= Schottky anomaly =

Solid-state physics effect

Schottky anomalous heat capacity $C$ for a two-level system. $T$ is the absolute temperature, $k_\mathrm{B}$ is the Boltzmann constant and $\varepsilon$ is the energy difference between the levels.

The Schottky anomaly, named after the German physicist Walter Schottky, is an effect observed in solid-state physics where the specific heat capacity of a solid at low temperature has a peak. It is called anomalous because the heat capacity usually increases with temperature, or stays constant. It occurs in systems with a limited number of energy levels so that $E(T)$ increases with sharp steps, one for each energy level that becomes available. Since $C_v = dE/dT$, it will experience a large peak as the temperature crosses over from one step to the next.
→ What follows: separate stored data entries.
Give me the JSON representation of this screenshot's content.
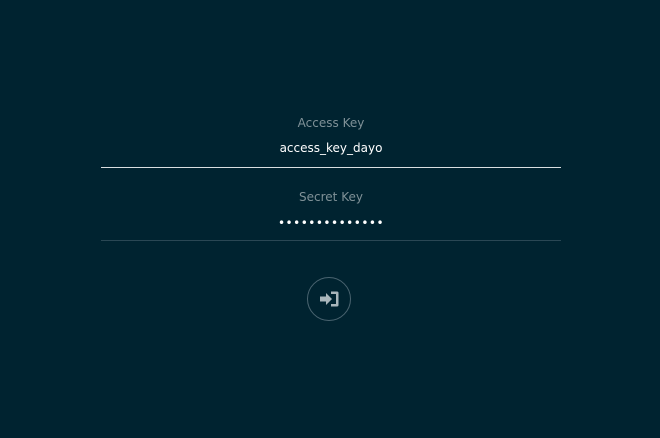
{
  "login": {
    "access_key": {
      "label": "Access Key",
      "value": "access_key_dayo"
    },
    "secret_key": {
      "label": "Secret Key",
      "value": "••••••••••••••"
    },
    "submit": {
      "icon": "sign-in-icon",
      "icon_color": "#a9b6bb"
    }
  },
  "colors": {
    "background": "#002330",
    "label": "#7f9197",
    "text": "#ffffff",
    "active_underline": "#d9dee0",
    "inactive_underline": "#2a4754"
  }
}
This effect can be explained by looking at the change in entropy of the system. At zero temperature only the lowest energy level is occupied, entropy is zero, and there is very little probability of a transition to a higher energy level. As the temperature increases, there is an increase in entropy and thus the probability of a transition goes up. As the temperature approaches the difference between the energy levels there is a broad peak in the specific heat corresponding to a large change in entropy for a small change in temperature. At high temperatures all of the levels are populated evenly, so there is again little change in entropy for small changes in temperature, and thus a lower specific heat capacity.

 $S = \int_0^T \! \left(\frac{C_{v}}{T}\right)dT \,$

For a two level system the specific heat coming from the Schottky anomaly has the form:

 $C_{\rm Schottky} = R\left(\frac{\Delta}{T}\right)^{2} \frac{e^{\Delta / T}}{[1 + e^{\Delta / T}]^{2}} \,$

Where Δ is the energy between the two levels.

This anomaly is usually seen in paramagnetic salts or even ordinary glass (due to paramagnetic iron impurities) at low temperature. At high temperature the paramagnetic spins have many spin states available, but at low temperatures some of the spin states are "frozen out" (having too high energy due to crystal field splitting), and the entropy per paramagnetic atom is lowered.

== Details ==

In a system where particles can have either a state of energy 0 or $\epsilon$, the expected value of the energy of a particle in the canonical ensemble is:

$\langle \epsilon \rangle = \epsilon \cdot \frac {e^{-\beta \epsilon}} {1 + e ^ {- \beta \epsilon}} = \frac {\epsilon} {e ^ {+ \beta \epsilon} +1}$

with the inverse temperature $\beta = \frac {1} {k_\mathrm{B} T}$ and the Boltzmann constant $k_\mathrm{B}$.

The total energy of $N$ independent particles is thus:

$U = N \langle \epsilon \rangle = \frac {N \epsilon} {e ^ {+ \beta \epsilon} +1}$

The heat capacity is therefore:

$C = \left (\frac {\partial U} {\partial T} \right)_\epsilon = - \frac {1} {k_\mathrm{B} T^2} \frac {\partial U} { \partial \beta} = Nk_\mathrm{B} \left (\frac {\epsilon} {k_\mathrm{B} T} \right)^2 \frac {e^{+ \frac {\epsilon} {k_\mathrm{B} T}}} {\left (e ^ {+\frac {\epsilon} {k_\mathrm{B} T}} + 1 \right) ^ 2}$

Plotting $C$ as a function of temperature, a peak can be seen at $k_\mathrm{B}T \approx 0.417 \epsilon$. In this section
$\frac {\epsilon}{k_\mathrm B} = \Delta$
for the $\Delta$ in the introductory section.